Ivory Coast Holds General Elections
Oct. 22, 2000
ABIDJAN, Ivory Coast (AP) _ With most candidates barred, the two largest parties boycotting, and a military ruler seeking to entrench his power as a civilian, residents of this West African nation trickled to polling stations Sunday to elect a new president.
The voting came 10 months after an army coup brought a junta to power, sparking a series of political crises and leaving this nation's reputation for political tranquility in shreds.
Junta leader Gen. Robert Guei faces serious competition from just one of his four opponents in the controversial vote; history professor and longtime opposition leader Laurent Gbagbo.
Most candidates, including those from the country's two largest political parties, were disqualified last month by the Supreme Court.
The United Nations, the Organization of African Unity, the European Union and countries such as the United States and Canada have withdrawn election observers or funding, saying the exclusion of major opponents have made a truly free and fair election impossible.
Although national figures were not yet available, voting appeared light at polling stations in a number of Ivorian cities, with most reporting less than 30 percent turnout by early afternoon. Voters were nearly nonexistent in many parts of Korhogo, the main city in the north and a stronghold of support for the now-disqualified opposition leader, Alassane Dramane Ouattara.
``As you can see, the north is sleeping through this election,'' polling worker, Drissa Dialo said at one empty voting station.
Ouattara's Rally of the Republicans (RDR) and the former ruling Democratic Party of the Ivory Coast (PDCI), whose candidates were also excluded by the court, have both called for a boycott of the polls.
The chief justice of the Supreme Court has close ties to Guei, who had insisted in December that he would quickly cede power to a civilian.
``The general came to sweep the house (clean), but he didn't leave, he didn't keep his promise,'' said Bema Coulibaly, a Korhogo resident who said he wouldn't be voting Sunday.
Campaigning has been muted in Ivory Coast.

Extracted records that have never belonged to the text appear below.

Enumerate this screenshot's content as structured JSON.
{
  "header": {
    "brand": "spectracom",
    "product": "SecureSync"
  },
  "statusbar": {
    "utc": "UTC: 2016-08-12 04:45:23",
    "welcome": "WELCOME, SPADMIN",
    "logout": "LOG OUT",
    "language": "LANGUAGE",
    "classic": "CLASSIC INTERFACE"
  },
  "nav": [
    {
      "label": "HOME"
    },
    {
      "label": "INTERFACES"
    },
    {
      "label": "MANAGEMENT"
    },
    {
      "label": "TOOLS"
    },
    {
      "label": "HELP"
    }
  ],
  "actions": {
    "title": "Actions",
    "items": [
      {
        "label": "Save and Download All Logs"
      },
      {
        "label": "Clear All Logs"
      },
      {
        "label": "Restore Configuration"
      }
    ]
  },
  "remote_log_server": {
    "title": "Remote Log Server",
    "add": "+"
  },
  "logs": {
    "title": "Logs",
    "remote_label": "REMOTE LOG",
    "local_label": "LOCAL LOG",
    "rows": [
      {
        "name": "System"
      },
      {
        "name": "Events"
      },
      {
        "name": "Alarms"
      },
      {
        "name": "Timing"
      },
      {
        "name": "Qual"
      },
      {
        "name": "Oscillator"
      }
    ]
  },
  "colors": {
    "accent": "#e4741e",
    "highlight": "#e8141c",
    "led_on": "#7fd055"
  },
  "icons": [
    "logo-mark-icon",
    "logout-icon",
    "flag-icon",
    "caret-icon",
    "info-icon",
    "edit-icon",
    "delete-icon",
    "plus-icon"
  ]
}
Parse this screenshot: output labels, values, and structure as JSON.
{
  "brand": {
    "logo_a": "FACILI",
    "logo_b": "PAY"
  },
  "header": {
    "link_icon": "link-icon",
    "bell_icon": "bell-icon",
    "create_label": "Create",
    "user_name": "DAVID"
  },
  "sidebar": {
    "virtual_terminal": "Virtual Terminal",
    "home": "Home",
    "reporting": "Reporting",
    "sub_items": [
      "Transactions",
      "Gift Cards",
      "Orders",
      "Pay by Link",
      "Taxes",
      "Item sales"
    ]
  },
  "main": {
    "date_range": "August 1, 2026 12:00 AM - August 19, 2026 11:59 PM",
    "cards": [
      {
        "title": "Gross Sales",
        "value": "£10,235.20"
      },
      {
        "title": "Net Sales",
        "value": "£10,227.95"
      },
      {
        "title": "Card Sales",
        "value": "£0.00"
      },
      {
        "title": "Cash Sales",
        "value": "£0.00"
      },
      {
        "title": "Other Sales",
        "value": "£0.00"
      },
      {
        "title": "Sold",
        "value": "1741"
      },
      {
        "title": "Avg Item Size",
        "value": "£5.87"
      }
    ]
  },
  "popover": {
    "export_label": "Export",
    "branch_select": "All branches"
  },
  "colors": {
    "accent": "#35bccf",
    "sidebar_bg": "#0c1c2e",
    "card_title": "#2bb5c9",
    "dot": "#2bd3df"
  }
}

Guei (pronounced GAY-ee), whose own soldiers have staged two mutinies since the coup and who, officials say, survived an assassination attempt in September, has barely appeared in public, apparently fearful of his security.
But while he has thrown the weight of the junta behind his election, Guei has insisted he will step down if he loses.
``Ivory Coast is a country of peace, where everything takes place in serenity,'' he said Sunday after voting amid heavy security at a primary school near his house, in an upscale Abidjan neighborhood.
Guei has seen his popularity wane since the December coup, when cheering crowds filled the streets of some neighborhoods to welcome the ouster of President Henri Konan Bedie, who was widely seen as corrupt and ethnically divisive.
But for some Ivorians, Guei is still seen as the only candidate who can control Ivory Coast's politically divided and often-thuggish security forces.
``Without him, there would have been civil war,'' said Nicodeme Zan, a voter in Abidjan.
Gbagbo (pronounced BAHG-bo), for his part, said he believed most of Ivory Coast's 5.5 million registered voters would oppose Guei, who for many remains a soldier _ albeit one who now sports a suit and tie.
``In Ivory Coast's present state, I find it unlikely that they will vote in a military man to head the government,'' he said just before casting his ballot.
Many of his supporters are already referring to Gbagbo as ``president,'' and some have warned they will take to the streets if he is not declared the winner.
``The soldiers have done their job now and they must go back to the barracks,'' said Jean-Pierre Nassoue, 35, who writes for a true-crime magazine. ``It doesn't matter who wins, just not a soldier.''
Ouattara, the country's best-known opposition candidate, was excluded after the Supreme Court said there were questions over whether both his parents were of ``Ivorian origin,'' as a new junta-backed constitution requires.
The past year has seen Ivory Coast suffer through a series of crises, including the two military mutinies and a further erosion of the country's economy, already battered by a steep decline in prices for its primary exports, cocoa and coffee. The instability has frightened Ivorians and foreign investors alike.
To win Sunday's election, a candidate must capture more than 50 percent of the vote or a run-off will be held 15 days after the first-round results are officially declared.
Early results from the election are expected late Sunday or early Monday.